Bu yazı Investing.com için özel olarak kaleme alınmıştır.
Hisseler son 18 ayda müthiş bir performans gösterdi. Birçok yatırımcı bunun için büyük oranda, hisseleri görece cazip hale getiren düşük faiz oranlarına borçlu gibi görünüyor ve çoğu piyasa katılımcısı da, faizler düşük kaldığı sürece her şeyin iyi gideceğini düşünüyor. Ancak durum böyle olmayabilir. Dünyada birçok noktada daha da düşük faiz oranları mevcut, ancak bu noktalarda değerlemelerde aynı derecede artış görülmedi.
Almanya ve Japonya, bunun iki örneği. İki piyasa da ABD'den daha düşük faiz oranlarına sahip ve birkaç yıldır sıfıra yakın ya da sıfırın altında faiz oranları uyguladılar. Bu piyasaların da ABD'de tanık olduğumuz seviyede bir değerleme artışı yaşamış olması gerektiği düşünülebilir. Ancak Japonya ve Almanya'da hisseler ABD'ye kıyasla çok daha düşük katlarda işlem görüyor.
ABD Büyük Bir Farkla İşlem Görüyor
16 Eylül itibariyle, S&P 500 endeksi önümüzdeki 12 aylık kâr tahminlerinin yaklaşık 21,2 katından işlem görüyor. Bu oran, önümüzdeki 12 aylık kâr tahminlerinin sırasıyla 13,5 katından işlem gören Alman DAX ve 15,1 katından işlem gören Japon Topix'e kıyasla çok yüksek. Japonya ve Almanya, çok daha düşük faiz oranlarına sahip olmalarına rağmen bu düşük değerlemelere sahip ve ABD'nin 10 yıllık tahvil faizi %1,31 iken, bu ülkelerin 10 yıllık tahvillerinin sunduğu faiz sırasıyla %0,04 ve %-0,31.
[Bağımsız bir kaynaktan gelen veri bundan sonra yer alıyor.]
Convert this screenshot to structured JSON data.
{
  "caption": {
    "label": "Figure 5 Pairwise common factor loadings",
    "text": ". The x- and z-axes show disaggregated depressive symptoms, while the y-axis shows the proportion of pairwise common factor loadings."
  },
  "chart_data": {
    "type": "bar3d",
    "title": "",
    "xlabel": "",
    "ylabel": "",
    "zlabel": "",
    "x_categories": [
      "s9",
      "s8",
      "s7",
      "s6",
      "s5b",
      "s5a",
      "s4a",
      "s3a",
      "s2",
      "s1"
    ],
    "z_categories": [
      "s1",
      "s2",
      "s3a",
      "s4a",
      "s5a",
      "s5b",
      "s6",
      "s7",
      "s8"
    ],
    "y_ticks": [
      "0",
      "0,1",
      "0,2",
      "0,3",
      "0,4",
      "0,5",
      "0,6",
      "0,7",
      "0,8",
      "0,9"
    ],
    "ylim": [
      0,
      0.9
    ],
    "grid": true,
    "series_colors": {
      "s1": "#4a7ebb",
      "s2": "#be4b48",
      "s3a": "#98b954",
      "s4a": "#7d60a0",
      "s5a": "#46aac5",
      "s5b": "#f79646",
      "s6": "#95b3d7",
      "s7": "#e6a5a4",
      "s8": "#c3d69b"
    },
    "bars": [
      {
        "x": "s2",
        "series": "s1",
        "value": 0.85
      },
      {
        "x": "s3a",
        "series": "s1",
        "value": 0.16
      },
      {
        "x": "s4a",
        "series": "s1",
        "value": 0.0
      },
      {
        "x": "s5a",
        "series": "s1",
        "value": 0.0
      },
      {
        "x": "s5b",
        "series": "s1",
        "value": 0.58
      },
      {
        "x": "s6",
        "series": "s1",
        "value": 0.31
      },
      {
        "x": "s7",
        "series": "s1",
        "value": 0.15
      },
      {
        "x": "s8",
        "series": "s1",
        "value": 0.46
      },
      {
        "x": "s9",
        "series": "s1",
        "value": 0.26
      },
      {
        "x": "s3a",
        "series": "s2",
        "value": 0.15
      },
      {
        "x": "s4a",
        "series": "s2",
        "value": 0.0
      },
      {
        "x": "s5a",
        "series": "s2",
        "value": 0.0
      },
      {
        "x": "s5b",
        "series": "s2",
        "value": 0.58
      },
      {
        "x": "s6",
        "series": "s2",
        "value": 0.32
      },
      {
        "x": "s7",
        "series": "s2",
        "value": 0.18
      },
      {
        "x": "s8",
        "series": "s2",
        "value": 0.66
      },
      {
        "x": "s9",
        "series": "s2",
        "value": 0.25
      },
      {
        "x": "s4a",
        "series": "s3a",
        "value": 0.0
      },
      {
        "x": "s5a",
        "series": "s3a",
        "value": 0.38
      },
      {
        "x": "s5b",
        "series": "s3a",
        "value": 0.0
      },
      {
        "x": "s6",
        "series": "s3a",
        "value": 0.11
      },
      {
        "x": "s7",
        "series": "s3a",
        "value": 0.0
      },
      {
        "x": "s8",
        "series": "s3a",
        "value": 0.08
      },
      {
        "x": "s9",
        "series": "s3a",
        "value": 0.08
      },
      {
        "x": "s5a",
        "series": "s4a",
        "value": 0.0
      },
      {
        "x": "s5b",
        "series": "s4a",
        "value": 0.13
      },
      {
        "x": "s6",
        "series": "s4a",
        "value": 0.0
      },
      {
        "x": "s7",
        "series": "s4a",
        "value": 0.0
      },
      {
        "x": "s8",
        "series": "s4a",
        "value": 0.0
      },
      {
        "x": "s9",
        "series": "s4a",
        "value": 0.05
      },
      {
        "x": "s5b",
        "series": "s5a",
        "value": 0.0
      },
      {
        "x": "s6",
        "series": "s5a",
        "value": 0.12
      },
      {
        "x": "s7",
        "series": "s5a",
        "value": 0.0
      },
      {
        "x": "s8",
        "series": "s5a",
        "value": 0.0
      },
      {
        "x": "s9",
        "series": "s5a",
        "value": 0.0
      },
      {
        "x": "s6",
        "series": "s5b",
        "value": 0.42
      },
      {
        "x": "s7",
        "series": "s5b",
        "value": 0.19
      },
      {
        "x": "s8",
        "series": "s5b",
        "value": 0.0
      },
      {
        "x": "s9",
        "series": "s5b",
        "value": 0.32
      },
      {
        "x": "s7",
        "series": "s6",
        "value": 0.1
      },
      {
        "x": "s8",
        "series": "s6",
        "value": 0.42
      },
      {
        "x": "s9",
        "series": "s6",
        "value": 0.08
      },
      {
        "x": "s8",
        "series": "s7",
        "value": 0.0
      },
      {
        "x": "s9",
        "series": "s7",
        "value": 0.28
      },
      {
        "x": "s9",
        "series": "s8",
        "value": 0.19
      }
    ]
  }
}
Açık bir şekilde, iki ülkedeki düşük tahvil faizleri de fiyat-kazanç oranlarına ABD piyasasındakine benzer bir etki yapmadı. Tarihsel olarak, ABD her zaman hem Alman, hem de Japon piyasalarına kıyasla daha yüksek değerlerde işlem gördü. Ancak ilginç olan, son bir yıl içinde bu primin daha da genişlemesi. Yani düşük faiz oranları ne Japon, ne de Alman piyasalarında neredeyse hiçbir etki yaratmadı.
Farklar Açılıyor
2014'ten 2019'a kadar, S&P 500'ün fiyat-kazancı DAX'ın fiyat-kazancından 3,8 puan, Topix'in fiyat-kazancından ise 2,8 puan primle işlem gördü. Mevcut olarak, bu fark sırasıyla 7,7 ve 6,1'e açıldı. Görüldüğü gibi, düşük faiz koşulları geçtiğimiz bir yıl içinde tüm piyasaları eşit bir şekilde yükseltmedi.
Büyüme Bir Faktör Değil
ABD'de büyümenin daha hızlı olmasının beklenmesi bile yeterli olmuyor. Japon Topix endeksinin önümüzdeki 12 ayda %18,5'lik tahminlerle çok daha hızlı bir kâr büyümesi kaydetmesi bekleniyor. Buna kıyasla S&P 500 ve DAX için önümüzdeki 12 aya yönelik kâr büyümesi tahminleri sırasıyla %15 ve %11,8.
Belki de en güçlü ve güvenli şirketleri hedefleyen yatırımcıları belirsizlik dönemlerinde ABD'ye iten faktör, kaliteye doğru bir kaçıştır. Ancak bu aynı zamanda, bunun fark edilmesiyle birlikte dünyanın bir köşeyi döneceği anlamına gelebilir. Yatırımlar ABD'nin güvenliğinden dışarı doğru kaymaya başlayabilir. Bu durumda, ABD hisse piyasası kazanç katlarında ciddi bir daralmaya karşı biraz savunmasız hale gelebilir ve bu da değerlemeler arasındaki farkları tarihsel trendlere geri döndürür.
Şu an neler yaşandığını hiçbir zaman bilemeyebiliriz. Yine de, düşük faiz oranlarının hisse piyasalarındaki değerlemeleri kesin olarak yükseltmediği açık bir şekilde görünüyor, çünkü eğer yükseltselerdi, ABD en yüksek değerlemeye sahip olmazdı. Ancak bir şey açık olarak görülüyor; mevcut değerlemeler ya ABD'nin aşırı değerlendiğine, ya da Almanya ve Japonya'nın çok ucuz olduğuna işaret ediyor.